The drone poles are great for practicing your flight technique. The ultrasonic sensor detects the drone coming closer and changes the light from red to green. Make as many air gates as you want and build an obstacle course through them to race your friends. It’s really fun, believe us. As always, you have the full instructions on our community hub on Hackster.io.

Make a drone pole

9. A Useless Arduino Gift Box

If you’ve reached this far, you deserve a Giftduino!

Having fun is also a big part of the maker-Arduino world, and there’s nothing wrong with making projects that don’t have a purpose.

The interesting component you get to work with here is the A1302 Hall Sensor. This sensor works on the principles of the Hall effect which means that it reacts to differences in magnetic fields. Therefore, to activate the hall sensor in this project, we placed a magnet on the box’s lid. When the box is opened, the piezo speaker starts playing a tune and the screen displays a giftbox (or whatever else you like). In this project you can see that we didn’t use a breadboard but rather an Arduino prototype shield.
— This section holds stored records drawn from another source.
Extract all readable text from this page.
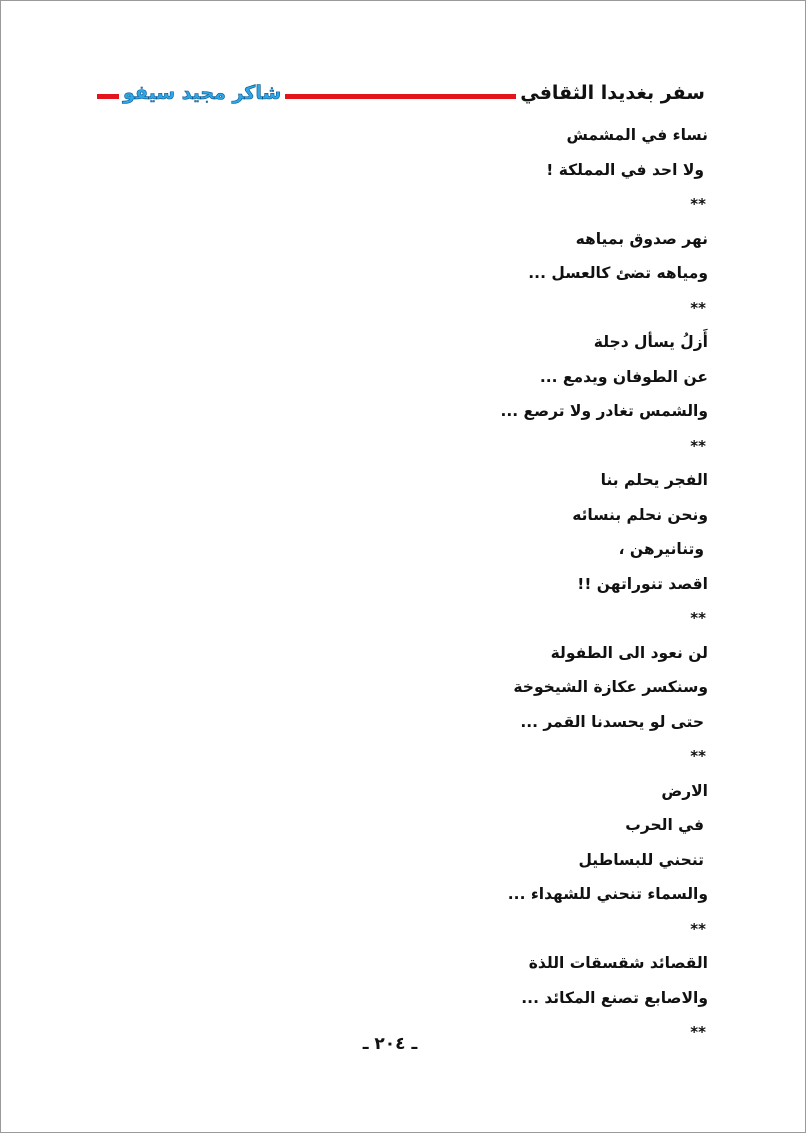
شاكر مجيد سيفو	سفر بغديدا الثقافي
نساء في المشمش
ولا احد في المملكة !
**
نهر صدوق بمياهه
ومياهه تضئ كالعسل ...
**
أَزلُ يسأل دجلة
عن الطوفان ويدمع ...
والشمس تغادر ولا ترصع ...
**
الفجر يحلم بنا
ونحن نحلم بنسائه
وتنانيرهن ،
اقصد تنوراتهن !!
**
لن نعود الى الطفولة
وسنكسر عكازة الشيخوخة
حتى لو يحسدنا القمر ...
**
الارض
في الحرب
تنحني للبساطيل
والسماء تنحني للشهداء ...
**
القصائد شقسقات اللذة
والاصابع تصنع المكائد ...
**
ـ ٢٠٤ ـ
We’re not going to dive into this topic in the current post, but you can find more information in the breadboards article we wrote. In the meanwhile, you can follow the tutorial and make your very own Giftduino.

Make an arduino gift box

10. Nespresso Capsule Detector

We chose to wrap up our first blog post(!) with our most popular project. The love for coffee is universal and a Nespresso capsule detector can be an amazing gadget to help you choose a capsule.

The mechanism behind the operation of the project is that the RGB light sensor reads the brightness levels of the red, green and blue color channel and sends them to the Arduino which will recognize your capsule basing on the code predefined values. In this case, circuito.io is still important in helping you every step of the way from what you need to every step. The components needed include an RGB light sensor, Arduino pro mini, wall adapter, power supply and serial enabled LCD. Generate the Bill of materials, schematics, and codes from Circuito automatically and you will be ready to put it together. Follow the instructions on our tutorial on Hackster.io to join your circuit and code it before 3D printing the capsule container. Assemble them together and voila, you have a Nespresso capsule detector.

Make a coffee capsule detector

So now that you have a little bit more information about how this whole Arduino thing work, it’s time to get started! Take a moment to prepare your working environment, and making sure that you have everything you need before you sit down to work. The first few projects may be challenging, but it opens up a world of creative possibilities! It’s amazing!

We’d love to see the projects you make and hear your comments. Enjoy Making!